I was delighted to read Don Burnett’s column in the June 5 edition of the Capital News, headlined ‘Save natural state of hillside lots.’
Frequently, new homeowners come to my xeriscape class to find out how to recreate the natural beauty that attracted them to their property.
Unfortunately, the native vegetation was destroyed in the building process, leaving disturbed soil infested with invasive weeds.
Sadly, it is very difficult to restore what has been lost.
Putting a true value on natural landscapes is long overdue.
“Building with Nature,” by Andy Wasowski, is an excellent book detailing how owners and builders work together to maximally preserve the natural landscape. Used copies of this are available online.
I strongly recommend it to anyone involved in land development or construction as well as those planning to have a home built.

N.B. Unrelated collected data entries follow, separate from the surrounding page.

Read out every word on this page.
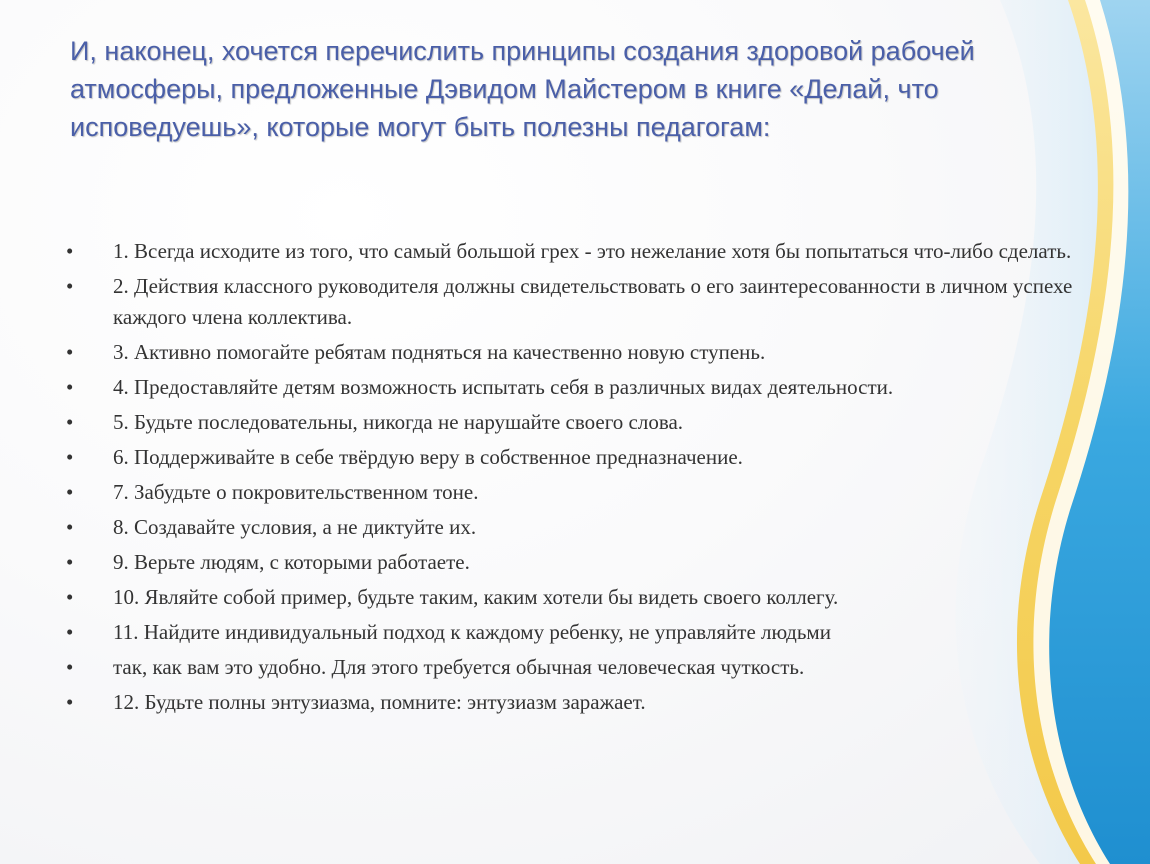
И, наконец, хочется перечислить принципы создания здоровой рабочей атмосферы, предложенные Дэвидом Майстером в книге «Делай, что исповедуешь», которые могут быть полезны педагогам:
• 1. Всегда исходите из того, что самый большой грех - это нежелание хотя бы попытаться что-либо сделать.
• 2. Действия классного руководителя должны свидетельствовать о его заинтересованности в личном успехе каждого члена коллектива.
• 3. Активно помогайте ребятам подняться на качественно новую ступень.
• 4. Предоставляйте детям возможность испытать себя в различных видах деятельности.
• 5. Будьте последовательны, никогда не нарушайте своего слова.
• 6. Поддерживайте в себе твёрдую веру в собственное предназначение.
• 7. Забудьте о покровительственном тоне.
• 8. Создавайте условия, а не диктуйте их.
• 9. Верьте людям, с которыми работаете.
• 10. Являйте собой пример, будьте таким, каким хотели бы видеть своего коллегу.
• 11. Найдите индивидуальный подход к каждому ребенку, не управляйте людьми
• так, как вам это удобно. Для этого требуется обычная человеческая чуткость.
• 12. Будьте полны энтузиазма, помните: энтузиазм заражает.
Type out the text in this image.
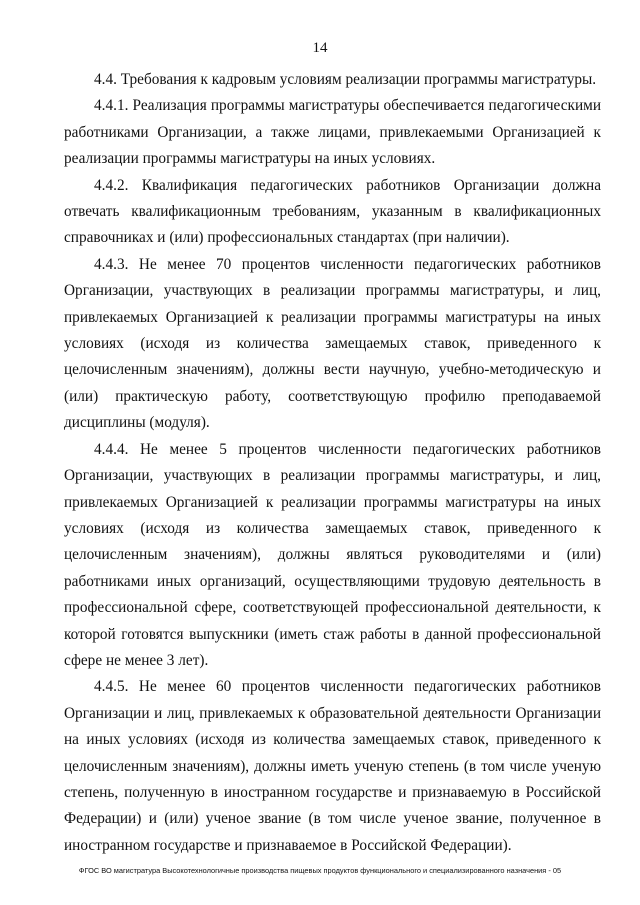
14

4.4. Требования к кадровым условиям реализации программы магистратуры.

4.4.1. Реализация программы магистратуры обеспечивается педагогическими работниками Организации, а также лицами, привлекаемыми Организацией к реализации программы магистратуры на иных условиях.

4.4.2. Квалификация педагогических работников Организации должна отвечать квалификационным требованиям, указанным в квалификационных справочниках и (или) профессиональных стандартах (при наличии).

4.4.3. Не менее 70 процентов численности педагогических работников Организации, участвующих в реализации программы магистратуры, и лиц, привлекаемых Организацией к реализации программы магистратуры на иных условиях (исходя из количества замещаемых ставок, приведенного к целочисленным значениям), должны вести научную, учебно-методическую и (или) практическую работу, соответствующую профилю преподаваемой дисциплины (модуля).

4.4.4. Не менее 5 процентов численности педагогических работников Организации, участвующих в реализации программы магистратуры, и лиц, привлекаемых Организацией к реализации программы магистратуры на иных условиях (исходя из количества замещаемых ставок, приведенного к целочисленным значениям), должны являться руководителями и (или) работниками иных организаций, осуществляющими трудовую деятельность в профессиональной сфере, соответствующей профессиональной деятельности, к которой готовятся выпускники (иметь стаж работы в данной профессиональной сфере не менее 3 лет).

4.4.5. Не менее 60 процентов численности педагогических работников Организации и лиц, привлекаемых к образовательной деятельности Организации на иных условиях (исходя из количества замещаемых ставок, приведенного к целочисленным значениям), должны иметь ученую степень (в том числе ученую степень, полученную в иностранном государстве и признаваемую в Российской Федерации) и (или) ученое звание (в том числе ученое звание, полученное в иностранном государстве и признаваемое в Российской Федерации).

ФГОС ВО магистратура Высокотехнологичные производства пищевых продуктов функционального и специализированного назначения - 05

In Kelowna, we have a wonderful example of this method of building by the late John Woodworth, a prominent architect and ardent conservationist (founding and 25 year member of the Nature Trust of B.C, chair of the Nature Conservancy of Canada, co-founder of Brandt’s Creek Marsh, and recipient of the Order of Canada for conservation work).
As his final project he designed a home for his wife and himself on the extremely steep hillside beside his long-time residence.
His goal was to preserve the natural vegetation on that slope with less than a six-foot perimeter of disturbance around the narrow, three-storey home. All but the top floor is built into the slope.
Each time I visit the hillside below the house I am astonished at his achievement.
Preserving the natural landscape is the easiest, most cost-effective way to landscape. It provides both immediate and long term savings.
When thinking about this in the context of the Principles of Xeriscape, or water-wise gardening:
Mother Nature has taken care of the design cost. There is no need to install or maintain a costly irrigation system or pay for water to irrigate.
There is no need to improve the soil as the plants are already growing and adapted to the soil they are in.
Existing plant roots will hold the soil to prevent erosion. There is no weekly mowing and trimming of lawns.
Where the ground has not been disturbed, it will be covered in natural vegetation which prevents weed growth so there won’t be much weeding.
There won’t be any need to fertilize or mulch.
The natural mulch formed by vegetation dying back in winter and leaf/needle drop, will gradually break down and feed the plants.
The plants are all well adapted to the climate so will thrive and not need replacing.
There will be a diversity of plant species that will attract a diversity of birds and beneficial insects to take care of insect pests.
This leaves lots of time to relax and enjoy the Okanagan sunshine.